In this work, Cindy Sherman presents a character dressed in men’s designer clothing sitting on a stool and gazing directly at the camera. This is not the first time Sherman has explored drag; in Doctor and Nurse, 1980, she modeled as a male doctor and a female nurse, commenting on gender stereotypes in the professions. Sherman also assumed male characters in history portraits (1988–90) and androgynous figures in clowns (2003–5). Here, the character is posed with elbow resting on knee and chin on fist, reminiscent of Auguste Rodin’s famous nineteenth-century bronze The Thinker. Yet the serious expression is betrayed by the figure’s comical cat-print pants. Of equal weight to the portrait is the background, composed of photographs Sherman took during trips to Bavaria, Shanghai, and Sissinghurst, England. The rich colors, attained through dye sublimation printing (a technique Sherman first used in 2016), are coupled with the extreme digital manipulation of the background images. The result is a glitchy, otherworldly landscape, perhaps a modern-day version of Rodin’s The Gates of Hell.
“I am trying to make other people recognize something of themselves rather than me.” —Cindy Sherman
Cindy Sherman is one of the best-known and most important photographers working today. Her decades-long performative practice of photographing herself under different guises has produced many of contemporary art’s most iconic and influential images. At the heart of Sherman’s work is the multitude of identity stereotypes that have arisen throughout both the history of art and the history of advertising, cinema, and media. Sherman reveals and dismantles these stereotypes as well as the mechanics of their production in creating series after series of photographs that focus on particular image-making procedures. The Broad collection has been dedicated to the work of Sherman for over thirty years and its holdings are unmatched globally.
In her first works, small black-and-white photographs known as the Untitled Film Still series, Sherman explored images of women in films of the 1950s and 60s. In the film stills, rather than quoting from recognizable movies, Sherman suggests genres, resulting in characters that emerge as personality types instead of specific actresses. The first six images of the series, including Untitled Film Still #6, 1977, depict the same blonde actress at various stages of her career. Later, the character in Untitled Film Still #34, 1979, appears as a seductress, waiting at home for her lover, and in Untitled Film Still #35, 1979, Sherman might be seen as the trope of the diligent, stay-at-home wife who remains sexually attractive and available to her husband.
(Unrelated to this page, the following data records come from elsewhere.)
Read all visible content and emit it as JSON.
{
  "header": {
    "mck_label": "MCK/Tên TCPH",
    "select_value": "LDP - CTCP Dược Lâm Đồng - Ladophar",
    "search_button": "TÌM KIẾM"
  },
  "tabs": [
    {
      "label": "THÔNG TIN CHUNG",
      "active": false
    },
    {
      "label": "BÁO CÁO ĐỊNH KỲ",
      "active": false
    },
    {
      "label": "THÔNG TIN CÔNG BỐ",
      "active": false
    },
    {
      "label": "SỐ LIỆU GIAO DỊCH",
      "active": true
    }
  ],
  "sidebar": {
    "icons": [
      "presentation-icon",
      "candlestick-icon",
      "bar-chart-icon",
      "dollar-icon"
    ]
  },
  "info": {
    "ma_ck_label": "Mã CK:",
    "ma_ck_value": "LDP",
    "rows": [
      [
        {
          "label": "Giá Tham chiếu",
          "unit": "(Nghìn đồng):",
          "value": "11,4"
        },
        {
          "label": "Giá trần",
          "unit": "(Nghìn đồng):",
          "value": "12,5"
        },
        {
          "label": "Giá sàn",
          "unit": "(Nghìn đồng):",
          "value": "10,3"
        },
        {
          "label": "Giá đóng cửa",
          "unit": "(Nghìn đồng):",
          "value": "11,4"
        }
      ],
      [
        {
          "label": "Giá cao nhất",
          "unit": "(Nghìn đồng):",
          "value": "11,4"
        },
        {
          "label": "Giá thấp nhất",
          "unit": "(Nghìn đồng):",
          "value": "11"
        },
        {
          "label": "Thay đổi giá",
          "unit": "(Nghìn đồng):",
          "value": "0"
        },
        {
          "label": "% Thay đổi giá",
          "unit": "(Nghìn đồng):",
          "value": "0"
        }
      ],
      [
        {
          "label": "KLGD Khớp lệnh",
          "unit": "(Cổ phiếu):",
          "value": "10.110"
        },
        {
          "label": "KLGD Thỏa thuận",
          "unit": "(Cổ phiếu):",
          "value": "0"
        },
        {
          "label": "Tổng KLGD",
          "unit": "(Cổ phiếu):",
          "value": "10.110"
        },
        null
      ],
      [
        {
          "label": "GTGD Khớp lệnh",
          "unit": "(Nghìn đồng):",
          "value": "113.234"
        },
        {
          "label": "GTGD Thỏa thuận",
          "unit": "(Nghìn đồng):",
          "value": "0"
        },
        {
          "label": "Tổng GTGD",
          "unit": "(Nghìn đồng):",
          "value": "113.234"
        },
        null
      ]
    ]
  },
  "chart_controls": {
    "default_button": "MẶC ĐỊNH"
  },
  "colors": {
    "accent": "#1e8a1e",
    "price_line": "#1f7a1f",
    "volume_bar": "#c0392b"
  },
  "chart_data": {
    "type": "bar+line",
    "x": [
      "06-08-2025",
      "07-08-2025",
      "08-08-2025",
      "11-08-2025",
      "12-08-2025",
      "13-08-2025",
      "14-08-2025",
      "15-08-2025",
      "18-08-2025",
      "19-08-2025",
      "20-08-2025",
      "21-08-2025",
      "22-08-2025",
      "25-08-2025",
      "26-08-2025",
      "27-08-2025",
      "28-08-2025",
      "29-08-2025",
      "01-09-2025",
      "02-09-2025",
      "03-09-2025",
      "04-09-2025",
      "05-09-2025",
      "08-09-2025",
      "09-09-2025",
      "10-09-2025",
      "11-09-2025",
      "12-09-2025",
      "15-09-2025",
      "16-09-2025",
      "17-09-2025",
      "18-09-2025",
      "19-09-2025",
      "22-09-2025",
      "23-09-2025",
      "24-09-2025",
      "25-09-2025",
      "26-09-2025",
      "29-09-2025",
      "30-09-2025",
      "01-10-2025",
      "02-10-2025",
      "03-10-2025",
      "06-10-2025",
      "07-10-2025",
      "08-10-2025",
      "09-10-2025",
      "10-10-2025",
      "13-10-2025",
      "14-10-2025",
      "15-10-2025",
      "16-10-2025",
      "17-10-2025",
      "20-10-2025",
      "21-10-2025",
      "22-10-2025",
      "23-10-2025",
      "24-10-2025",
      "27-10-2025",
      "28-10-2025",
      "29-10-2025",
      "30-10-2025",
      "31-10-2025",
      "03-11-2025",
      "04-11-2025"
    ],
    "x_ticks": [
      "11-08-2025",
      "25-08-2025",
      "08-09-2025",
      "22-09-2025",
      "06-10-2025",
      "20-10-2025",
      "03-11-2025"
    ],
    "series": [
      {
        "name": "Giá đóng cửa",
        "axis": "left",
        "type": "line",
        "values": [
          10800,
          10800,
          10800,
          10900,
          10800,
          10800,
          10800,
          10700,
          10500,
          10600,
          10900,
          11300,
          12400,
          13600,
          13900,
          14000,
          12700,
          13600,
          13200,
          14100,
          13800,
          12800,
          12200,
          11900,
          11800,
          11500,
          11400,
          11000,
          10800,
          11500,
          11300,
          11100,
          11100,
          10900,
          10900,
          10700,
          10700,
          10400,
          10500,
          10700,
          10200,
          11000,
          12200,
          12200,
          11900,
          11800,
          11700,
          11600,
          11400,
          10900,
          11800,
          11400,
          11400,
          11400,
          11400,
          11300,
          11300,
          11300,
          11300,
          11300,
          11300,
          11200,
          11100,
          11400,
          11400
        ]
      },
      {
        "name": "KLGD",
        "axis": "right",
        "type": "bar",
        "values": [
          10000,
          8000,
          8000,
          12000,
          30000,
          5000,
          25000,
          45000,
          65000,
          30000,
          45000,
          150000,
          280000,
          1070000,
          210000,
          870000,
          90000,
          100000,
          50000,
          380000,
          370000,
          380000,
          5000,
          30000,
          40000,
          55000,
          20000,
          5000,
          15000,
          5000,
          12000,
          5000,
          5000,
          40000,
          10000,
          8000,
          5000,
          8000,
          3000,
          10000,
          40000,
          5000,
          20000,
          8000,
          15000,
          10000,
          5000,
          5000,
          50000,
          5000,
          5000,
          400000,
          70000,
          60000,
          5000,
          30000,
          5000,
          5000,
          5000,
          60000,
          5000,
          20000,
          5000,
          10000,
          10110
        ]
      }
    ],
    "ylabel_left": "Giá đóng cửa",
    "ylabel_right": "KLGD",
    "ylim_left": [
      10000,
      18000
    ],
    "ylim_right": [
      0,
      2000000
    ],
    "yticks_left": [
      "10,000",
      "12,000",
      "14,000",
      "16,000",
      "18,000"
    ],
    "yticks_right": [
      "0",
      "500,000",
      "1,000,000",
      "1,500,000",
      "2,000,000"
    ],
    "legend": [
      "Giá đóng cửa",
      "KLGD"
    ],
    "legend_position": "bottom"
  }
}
In a more recent series, featuring larger color photographs, Sherman restaged the settings of various European portrait paintings of the fifteenth through early nineteenth centuries. In Untitled #205, 1989, Sherman poses as La Fornarina, just as the model might have been painted by her lover, the sixteenth-century Italian painter Raphael, or later by Ingres. Here, however, Sherman’s Fornarina exposes milk-swollen breasts made of plastic and cradles a false pregnant belly beneath her shawl. Sherman’s obvious use of prosthetic body parts and theatrical setting compel the viewer to think about the posturing and modeling of the original historical sources. For this reason, many critics have praised Sherman’s deconstruction of overtly masculine visions of the female in the history of art.